As you've no doubt heard, Rupert Murdoch has announced that his FOX "News" Corpse will be starting up a Weather Channel. Folks, the era "All Fake Weather! All The Time!" has arrived! You can bet that, right now, the Murdochs have got their A-Team brainstorming on new ways to make reporting on the weather extra scary, complete with Terror Weather Indexes, African-American Riot Weather Indexes, Muslim Weather Control, and conspiracies about China causing F5 "Tornadoes Of Doom!"
I can see it now. Remember when the temperature in that little Canadian town of Lytton, British Columbia hit 121 degrees two weeks ago? The temperature got so hot that the town literally burst into flames as the whole area burned to the ground. Imagine the FOX "weather" coverage next time something like that happens! They'll start out with a "panel of experts" mouthing off their habitual "client change is a hoax" mantras and then quickly accuse ANTIFA as having caused the fire, led by Stacy Abrams and Obama, of course.

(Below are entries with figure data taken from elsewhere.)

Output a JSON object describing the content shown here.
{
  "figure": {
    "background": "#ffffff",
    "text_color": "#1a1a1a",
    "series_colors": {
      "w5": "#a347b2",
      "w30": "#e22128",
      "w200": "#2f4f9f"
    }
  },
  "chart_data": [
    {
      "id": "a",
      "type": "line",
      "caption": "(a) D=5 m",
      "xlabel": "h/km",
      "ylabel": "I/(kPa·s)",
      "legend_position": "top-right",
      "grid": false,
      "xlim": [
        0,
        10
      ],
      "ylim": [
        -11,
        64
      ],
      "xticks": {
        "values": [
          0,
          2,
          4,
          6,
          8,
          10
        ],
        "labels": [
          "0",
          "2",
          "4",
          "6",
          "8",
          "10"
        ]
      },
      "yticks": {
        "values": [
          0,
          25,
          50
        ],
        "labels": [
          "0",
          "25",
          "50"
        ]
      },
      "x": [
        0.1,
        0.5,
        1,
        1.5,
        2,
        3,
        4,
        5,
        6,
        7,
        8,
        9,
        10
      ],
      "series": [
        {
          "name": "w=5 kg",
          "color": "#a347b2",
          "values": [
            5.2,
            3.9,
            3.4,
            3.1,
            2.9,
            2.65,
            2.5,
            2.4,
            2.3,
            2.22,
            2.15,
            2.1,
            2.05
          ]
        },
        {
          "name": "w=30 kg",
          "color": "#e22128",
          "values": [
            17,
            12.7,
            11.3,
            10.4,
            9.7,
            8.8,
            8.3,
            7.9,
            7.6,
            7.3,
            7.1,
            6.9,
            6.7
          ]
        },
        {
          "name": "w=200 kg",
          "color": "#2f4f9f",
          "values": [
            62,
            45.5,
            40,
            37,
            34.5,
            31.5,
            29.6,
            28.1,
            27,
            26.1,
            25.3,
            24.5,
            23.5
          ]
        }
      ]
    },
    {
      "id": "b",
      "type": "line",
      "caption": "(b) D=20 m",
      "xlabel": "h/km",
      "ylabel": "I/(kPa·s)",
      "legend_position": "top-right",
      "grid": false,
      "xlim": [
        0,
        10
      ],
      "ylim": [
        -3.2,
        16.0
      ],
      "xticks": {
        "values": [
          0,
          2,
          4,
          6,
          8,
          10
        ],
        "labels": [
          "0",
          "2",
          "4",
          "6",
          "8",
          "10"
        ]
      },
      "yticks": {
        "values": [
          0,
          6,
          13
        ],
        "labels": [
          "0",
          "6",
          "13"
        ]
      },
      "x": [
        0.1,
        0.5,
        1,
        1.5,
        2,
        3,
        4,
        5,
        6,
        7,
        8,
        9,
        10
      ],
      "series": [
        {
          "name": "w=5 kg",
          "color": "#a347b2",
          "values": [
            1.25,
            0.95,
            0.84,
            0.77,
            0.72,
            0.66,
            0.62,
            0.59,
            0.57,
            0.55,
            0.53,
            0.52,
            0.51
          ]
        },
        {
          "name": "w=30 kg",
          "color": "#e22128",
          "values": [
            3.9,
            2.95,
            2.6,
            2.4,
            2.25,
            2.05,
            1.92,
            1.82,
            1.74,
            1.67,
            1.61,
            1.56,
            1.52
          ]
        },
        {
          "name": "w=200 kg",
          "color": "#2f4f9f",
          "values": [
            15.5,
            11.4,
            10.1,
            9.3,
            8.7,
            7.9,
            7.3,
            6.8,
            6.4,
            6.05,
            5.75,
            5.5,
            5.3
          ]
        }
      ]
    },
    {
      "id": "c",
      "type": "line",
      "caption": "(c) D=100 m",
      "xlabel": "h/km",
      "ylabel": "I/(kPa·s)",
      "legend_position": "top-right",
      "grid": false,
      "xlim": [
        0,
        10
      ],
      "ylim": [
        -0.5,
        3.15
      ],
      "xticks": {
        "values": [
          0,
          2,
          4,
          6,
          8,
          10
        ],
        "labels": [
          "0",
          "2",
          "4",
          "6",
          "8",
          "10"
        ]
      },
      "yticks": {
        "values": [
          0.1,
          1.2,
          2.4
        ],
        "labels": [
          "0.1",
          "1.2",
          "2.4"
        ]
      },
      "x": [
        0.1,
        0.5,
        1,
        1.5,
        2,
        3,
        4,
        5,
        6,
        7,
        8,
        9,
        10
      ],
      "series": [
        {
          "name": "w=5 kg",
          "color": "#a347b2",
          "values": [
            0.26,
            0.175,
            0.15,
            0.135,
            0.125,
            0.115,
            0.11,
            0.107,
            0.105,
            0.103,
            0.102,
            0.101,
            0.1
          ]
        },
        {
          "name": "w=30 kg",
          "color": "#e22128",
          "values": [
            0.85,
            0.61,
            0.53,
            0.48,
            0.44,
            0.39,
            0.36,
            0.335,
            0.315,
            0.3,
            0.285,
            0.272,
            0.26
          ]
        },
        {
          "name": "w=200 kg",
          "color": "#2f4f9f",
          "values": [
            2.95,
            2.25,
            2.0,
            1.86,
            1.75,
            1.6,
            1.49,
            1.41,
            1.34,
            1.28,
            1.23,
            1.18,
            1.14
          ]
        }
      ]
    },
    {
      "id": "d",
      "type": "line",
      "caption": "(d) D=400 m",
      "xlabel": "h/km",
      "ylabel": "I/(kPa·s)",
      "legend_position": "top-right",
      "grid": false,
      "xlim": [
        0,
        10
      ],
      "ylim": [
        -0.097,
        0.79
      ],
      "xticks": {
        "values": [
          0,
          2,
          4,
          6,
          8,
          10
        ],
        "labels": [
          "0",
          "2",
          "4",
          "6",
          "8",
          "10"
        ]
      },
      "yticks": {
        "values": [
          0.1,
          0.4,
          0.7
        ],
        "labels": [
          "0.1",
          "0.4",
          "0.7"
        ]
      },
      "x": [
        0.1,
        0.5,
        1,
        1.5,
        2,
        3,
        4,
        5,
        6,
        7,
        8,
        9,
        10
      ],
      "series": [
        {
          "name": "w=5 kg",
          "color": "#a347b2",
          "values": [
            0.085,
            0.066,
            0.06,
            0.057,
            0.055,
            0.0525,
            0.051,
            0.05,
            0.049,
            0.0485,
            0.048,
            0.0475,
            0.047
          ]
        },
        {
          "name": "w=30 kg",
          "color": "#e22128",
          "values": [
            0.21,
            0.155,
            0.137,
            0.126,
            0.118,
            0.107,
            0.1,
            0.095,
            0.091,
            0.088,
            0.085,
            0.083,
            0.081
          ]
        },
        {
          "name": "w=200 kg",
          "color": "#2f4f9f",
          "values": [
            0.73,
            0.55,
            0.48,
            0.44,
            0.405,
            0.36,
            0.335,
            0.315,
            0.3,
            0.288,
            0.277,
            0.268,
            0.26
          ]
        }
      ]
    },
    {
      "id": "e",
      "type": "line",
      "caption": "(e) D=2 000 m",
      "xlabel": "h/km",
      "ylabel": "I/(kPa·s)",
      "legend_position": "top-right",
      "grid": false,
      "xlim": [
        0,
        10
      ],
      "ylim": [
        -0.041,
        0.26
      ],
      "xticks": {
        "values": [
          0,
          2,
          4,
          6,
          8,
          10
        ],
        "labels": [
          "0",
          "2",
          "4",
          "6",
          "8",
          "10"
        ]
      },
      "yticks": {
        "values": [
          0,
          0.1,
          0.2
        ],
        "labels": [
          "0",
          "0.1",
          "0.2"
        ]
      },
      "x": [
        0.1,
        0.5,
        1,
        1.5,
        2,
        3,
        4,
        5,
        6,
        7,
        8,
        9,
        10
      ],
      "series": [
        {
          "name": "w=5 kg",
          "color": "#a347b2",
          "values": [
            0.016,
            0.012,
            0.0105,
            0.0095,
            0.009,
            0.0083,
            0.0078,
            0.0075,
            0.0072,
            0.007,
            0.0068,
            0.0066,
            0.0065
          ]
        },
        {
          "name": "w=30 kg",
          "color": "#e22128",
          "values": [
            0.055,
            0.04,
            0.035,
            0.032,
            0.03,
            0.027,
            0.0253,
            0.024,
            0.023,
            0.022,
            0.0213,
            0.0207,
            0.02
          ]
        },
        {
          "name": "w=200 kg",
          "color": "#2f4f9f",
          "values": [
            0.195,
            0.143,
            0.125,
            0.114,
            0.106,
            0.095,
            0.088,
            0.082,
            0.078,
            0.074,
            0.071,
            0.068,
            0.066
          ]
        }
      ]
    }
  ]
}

There'll be the usual assortment of blonde FOX bimbos and Ken Dolls, all drawing made up storm paths on maps with cartoonishly extra large sharpies. I bet they'll brag about getting their meteorological degrees from the defunct Trump University. Too bad they can't have Ted Knight, the guy who played TV anchorman Ted Baxter on the Mary Tyler Moore Show. He would've been a natural as a FOX weatherman, not to worry, though, Trump needs a job and he's the next best thing and he has great words.
Matt Gaetz will do a playground weather forecast from a different school in a different town every day. They'll name destructive storms after prominent democrats and civil right workers, past and present, starting with AOC. Tucker Carlson and Sean Hannity will do daily reports on the weather in Antarctica because, well, it's "the whitest place on Earth!" Sooner or later, though, FOX Weather viewers will start speculating that Antarctica is a secret branch of Antifa, 'cause, well, isn't it obvious! Expect Marjorie Traitor Greene's,"Daily Georgia Moonshine Reports," too! That might explain a lot.
But, who gets to be the guy who always gets sent to the beach when the hurricanes are coming? May I suggest Louie Gohmert? It'll be tons of fun watching the wind flapping his ears. He might even take off ala Dumbo! I'd watch that!